Daniel Gordon:  The social housing estate where Russell Higgs lives, The Pembury is also in Hackney, a couple of miles north of The Crib. The area became a front line in the summer’s disturbances, with local shops looted by crowds, fights between police and rioters and vehicles set on fire

Russell Higgs: “One of the worst things that I saw were we had a lot of diverted buses coming down this road, dumping people off, so literally a crowd was being created.”

Daniel Gordon:  Once calm had been restored, the Prime Minister, David Cameron, announced an all-out war on gangs. Gang injunctions are likely to be amongst the weaponry he uses — although the legislation that brought them to the UK was actually passed before the trouble started.  . But it’s never been proven that gangs were behind the riots at all – and the most up to date research commissioned by the government suggests they weren’t.

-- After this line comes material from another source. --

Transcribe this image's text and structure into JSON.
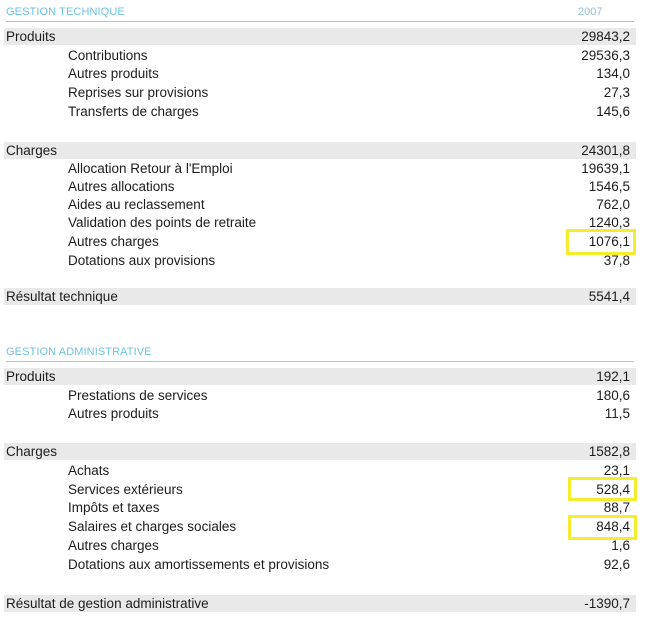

Russell Higgs: “Were the riots gangs, or were the riots just groups of alienated youth?  I mean Who’s to say whether its groups of individuals or what?”

Daniel Gordon:  For the purposes of a gang injunction, a gang is defined as three people or more.

Russell Higgs: “All I can say for my experiences is that I have teenage boys, primarily, congregating outside my front door quite regularly, I have done for years and, I’ve always been civil with them, and I find that they’ve been civil with me really, that’s my experience. But I’m very much aware that some of my neighbors do feel intimidated by teenagers hanging out but my impression is they’re not responding to the actual teenagers themselves. They’re filtering them through sort of a negative mediated story about teenagers and they’re not bothering to engage with these individuals.”

Daniel Gordon: Back at The Crib, Michael Bailey and Emeka Egbuonu  agree with Russell Higgs that groups of young friends are often wrongly labeled as gangs. And they think that gang injunctions are likely to make things worse still:

Michel Bailey: “Many times I’ve walked down the street with 15 or more people from my football team,  you understand, we might be coming from a match or something, we might get stopped by the police, so now that’s classed as a gang.  That does not make sense to me.”

Emeka Egbounu: “It all depends on the perception of what a gang is really, and so out here they might see some young people just play fighting or just messing about with each other but people looking from the high rises or tower blocks call the police nine times out of ten cause they think there’s a big sort of ‘gang warfare’ going on downstairs but when the police come it might just be childish or teenagers being adolescents, being young. “

Daniel Gordon: With gangs so high up on the government’s hit list, it’s perhaps surprising that so few gang injunctions have been issued – just a handful in the course of 2011.  One senior official told me off the record that the costs involved in getting courts to issue them were a major disincentive for local city governments and for the police.  Jonathan Toy, though, says there’s another side to the financial argument:

Jonathon Toy:  “If it protects our community then I think its money very well spent. We have to remember that if a young person loses their life, the cost of that to us in our society and criminal justice system is around about 1.8, 1.9 million dollars. It’s a huge sum of money.”

Daniel Gordon:  Gang injunctions are too new, and still too unfamiliar in the UK for any definitive conclusions to be drawn about them yet. They may well be seen as an increasingly attractive option by a government that’s cutting back on funding for social services – at a time when it’s determined to show a less tolerant approach to youth violence.

Michael Bailey has his own recipe for keeping young people on the straight and narrow:

Michael Bailey: “Simple.  Help these people to be occupied and that’s my answer. If this direct person is trouble, then find him something where he’s occupied, you know what I mean?”

Daniel Gordon: For Making Contact I’m Daniel Gordon. In London.